While Marty is not a visually spectacular film, its simplicity is deliberate. Shot in black and white, the cinematography emphasises the cramped interiors of Marty’s home, the bustle of the butcher shop, and the modest Bronx neighbourhood. This visual realism reinforces the film’s themes, grounding it firmly in the working-class world.
Marty was both a critical and commercial success upon release. It won four Academy Awards: Best Picture, Best Director (Delbert Mann), Best Actor (Ernest Borgnine), and Best Adapted Screenplay (Paddy Chayefsky). It also took the Palme d’Or at the Cannes Film Festival, making it one of the few films to claim both the top Cannes prize and the Best Picture Oscar.

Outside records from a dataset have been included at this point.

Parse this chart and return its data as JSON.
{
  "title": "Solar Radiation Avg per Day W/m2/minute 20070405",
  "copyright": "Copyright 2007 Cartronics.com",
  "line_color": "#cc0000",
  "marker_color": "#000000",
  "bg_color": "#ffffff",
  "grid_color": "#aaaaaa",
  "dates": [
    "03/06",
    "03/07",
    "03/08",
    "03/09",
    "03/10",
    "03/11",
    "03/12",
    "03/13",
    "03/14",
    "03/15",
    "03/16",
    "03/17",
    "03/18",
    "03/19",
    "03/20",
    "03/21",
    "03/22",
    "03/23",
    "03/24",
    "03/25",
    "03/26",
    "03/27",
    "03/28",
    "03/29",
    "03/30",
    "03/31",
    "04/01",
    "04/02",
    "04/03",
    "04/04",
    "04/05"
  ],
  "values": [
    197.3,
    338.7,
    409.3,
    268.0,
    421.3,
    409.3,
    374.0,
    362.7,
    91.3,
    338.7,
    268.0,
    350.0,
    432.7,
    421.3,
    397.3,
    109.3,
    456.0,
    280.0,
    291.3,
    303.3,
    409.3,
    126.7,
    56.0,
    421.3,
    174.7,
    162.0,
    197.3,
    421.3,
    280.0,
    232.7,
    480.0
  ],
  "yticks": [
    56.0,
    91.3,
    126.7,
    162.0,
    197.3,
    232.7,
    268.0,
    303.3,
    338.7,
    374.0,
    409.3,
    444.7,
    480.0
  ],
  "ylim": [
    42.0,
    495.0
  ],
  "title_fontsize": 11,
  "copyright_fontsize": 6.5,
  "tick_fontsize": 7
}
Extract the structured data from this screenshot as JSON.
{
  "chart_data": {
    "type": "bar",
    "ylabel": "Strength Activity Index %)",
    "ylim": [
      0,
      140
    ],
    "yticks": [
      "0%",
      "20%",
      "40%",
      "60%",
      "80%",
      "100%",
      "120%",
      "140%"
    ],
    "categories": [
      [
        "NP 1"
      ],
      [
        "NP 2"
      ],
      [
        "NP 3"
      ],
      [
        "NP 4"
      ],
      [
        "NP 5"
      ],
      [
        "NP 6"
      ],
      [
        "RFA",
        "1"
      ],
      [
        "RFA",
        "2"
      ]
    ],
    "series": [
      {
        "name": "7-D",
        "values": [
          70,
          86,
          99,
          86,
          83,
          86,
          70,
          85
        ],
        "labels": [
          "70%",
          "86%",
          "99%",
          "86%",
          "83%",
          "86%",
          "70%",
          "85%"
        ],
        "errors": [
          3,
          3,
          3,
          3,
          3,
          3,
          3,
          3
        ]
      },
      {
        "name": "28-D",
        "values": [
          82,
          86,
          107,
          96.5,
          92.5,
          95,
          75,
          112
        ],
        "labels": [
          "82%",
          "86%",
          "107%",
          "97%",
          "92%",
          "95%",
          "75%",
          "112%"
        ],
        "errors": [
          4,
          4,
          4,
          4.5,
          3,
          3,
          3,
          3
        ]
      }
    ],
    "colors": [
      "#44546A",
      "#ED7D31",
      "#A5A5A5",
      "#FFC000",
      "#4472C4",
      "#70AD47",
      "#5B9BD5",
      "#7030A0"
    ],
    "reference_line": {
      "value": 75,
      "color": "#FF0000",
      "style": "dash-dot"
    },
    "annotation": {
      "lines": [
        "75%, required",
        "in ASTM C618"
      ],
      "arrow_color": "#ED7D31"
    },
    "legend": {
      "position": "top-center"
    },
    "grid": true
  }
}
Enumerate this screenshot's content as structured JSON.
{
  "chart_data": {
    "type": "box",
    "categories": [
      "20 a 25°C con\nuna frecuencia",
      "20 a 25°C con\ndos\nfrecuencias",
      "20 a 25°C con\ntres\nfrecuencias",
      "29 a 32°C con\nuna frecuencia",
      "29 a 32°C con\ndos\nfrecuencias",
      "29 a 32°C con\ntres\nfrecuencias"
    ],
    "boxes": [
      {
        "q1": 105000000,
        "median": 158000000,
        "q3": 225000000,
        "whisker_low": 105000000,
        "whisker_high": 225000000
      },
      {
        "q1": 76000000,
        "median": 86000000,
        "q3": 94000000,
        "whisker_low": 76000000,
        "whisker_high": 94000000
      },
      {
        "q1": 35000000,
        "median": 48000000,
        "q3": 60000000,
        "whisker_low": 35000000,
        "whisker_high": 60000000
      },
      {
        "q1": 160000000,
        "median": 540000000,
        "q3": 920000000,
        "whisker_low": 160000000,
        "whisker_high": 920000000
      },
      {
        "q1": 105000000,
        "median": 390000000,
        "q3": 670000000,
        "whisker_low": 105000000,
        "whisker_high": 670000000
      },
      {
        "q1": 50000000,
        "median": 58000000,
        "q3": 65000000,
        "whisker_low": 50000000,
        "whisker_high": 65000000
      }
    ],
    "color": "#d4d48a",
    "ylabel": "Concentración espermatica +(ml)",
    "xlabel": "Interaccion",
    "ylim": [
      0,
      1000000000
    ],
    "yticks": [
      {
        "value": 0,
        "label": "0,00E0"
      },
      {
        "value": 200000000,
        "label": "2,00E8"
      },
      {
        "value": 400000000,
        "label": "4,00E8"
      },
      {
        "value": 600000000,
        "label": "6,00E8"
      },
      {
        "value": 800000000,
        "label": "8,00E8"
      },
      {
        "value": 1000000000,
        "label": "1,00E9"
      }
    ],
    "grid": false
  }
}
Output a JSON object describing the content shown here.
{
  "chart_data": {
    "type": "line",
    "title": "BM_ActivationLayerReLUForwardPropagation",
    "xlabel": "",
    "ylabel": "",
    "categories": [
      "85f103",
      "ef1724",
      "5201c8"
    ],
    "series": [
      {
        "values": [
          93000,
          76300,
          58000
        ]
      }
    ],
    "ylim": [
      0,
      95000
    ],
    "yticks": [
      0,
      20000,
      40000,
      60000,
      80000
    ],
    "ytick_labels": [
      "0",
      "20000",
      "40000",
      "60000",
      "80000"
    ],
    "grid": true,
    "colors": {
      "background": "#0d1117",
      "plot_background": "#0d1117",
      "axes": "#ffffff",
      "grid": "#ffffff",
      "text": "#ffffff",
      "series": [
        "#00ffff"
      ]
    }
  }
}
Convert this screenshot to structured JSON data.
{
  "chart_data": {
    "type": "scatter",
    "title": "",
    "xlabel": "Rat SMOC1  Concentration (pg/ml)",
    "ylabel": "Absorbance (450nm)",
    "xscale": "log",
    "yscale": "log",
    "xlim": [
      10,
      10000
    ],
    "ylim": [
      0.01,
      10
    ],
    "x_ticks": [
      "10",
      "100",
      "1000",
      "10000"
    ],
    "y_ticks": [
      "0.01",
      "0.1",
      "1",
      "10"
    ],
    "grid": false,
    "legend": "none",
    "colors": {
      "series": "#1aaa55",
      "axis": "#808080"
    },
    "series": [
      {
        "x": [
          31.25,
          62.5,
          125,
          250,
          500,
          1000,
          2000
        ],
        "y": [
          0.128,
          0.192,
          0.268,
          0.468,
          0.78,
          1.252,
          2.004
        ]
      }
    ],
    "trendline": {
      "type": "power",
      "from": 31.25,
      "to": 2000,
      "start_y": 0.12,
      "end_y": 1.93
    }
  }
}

Its legacy endures not only because of its awards but because of its honesty. In an era of spectacle—epics like The Ten Commandments and widescreen westerns like Bad Day at Black Rock—Marty proved that small stories could resonate powerfully. Its influence can be traced through later “kitchen sink” dramas, both in American cinema and in the emerging British New Wave of the late 1950s and early 1960s, which also focused on ordinary people and their emotional struggles.
Marty is a rare gem: a film that eschews glamour and grandeur to tell a story about real people, with all their insecurities and quiet hopes. Ernest Borgnine and Betsy Blair bring warmth and dignity to characters who might otherwise have been overlooked, and Chayefsky’s script remains one of the finest portraits of loneliness ever written.
Sixty years on, the film still feels fresh, reminding us that love stories don’t need glamour to move us—they need honesty.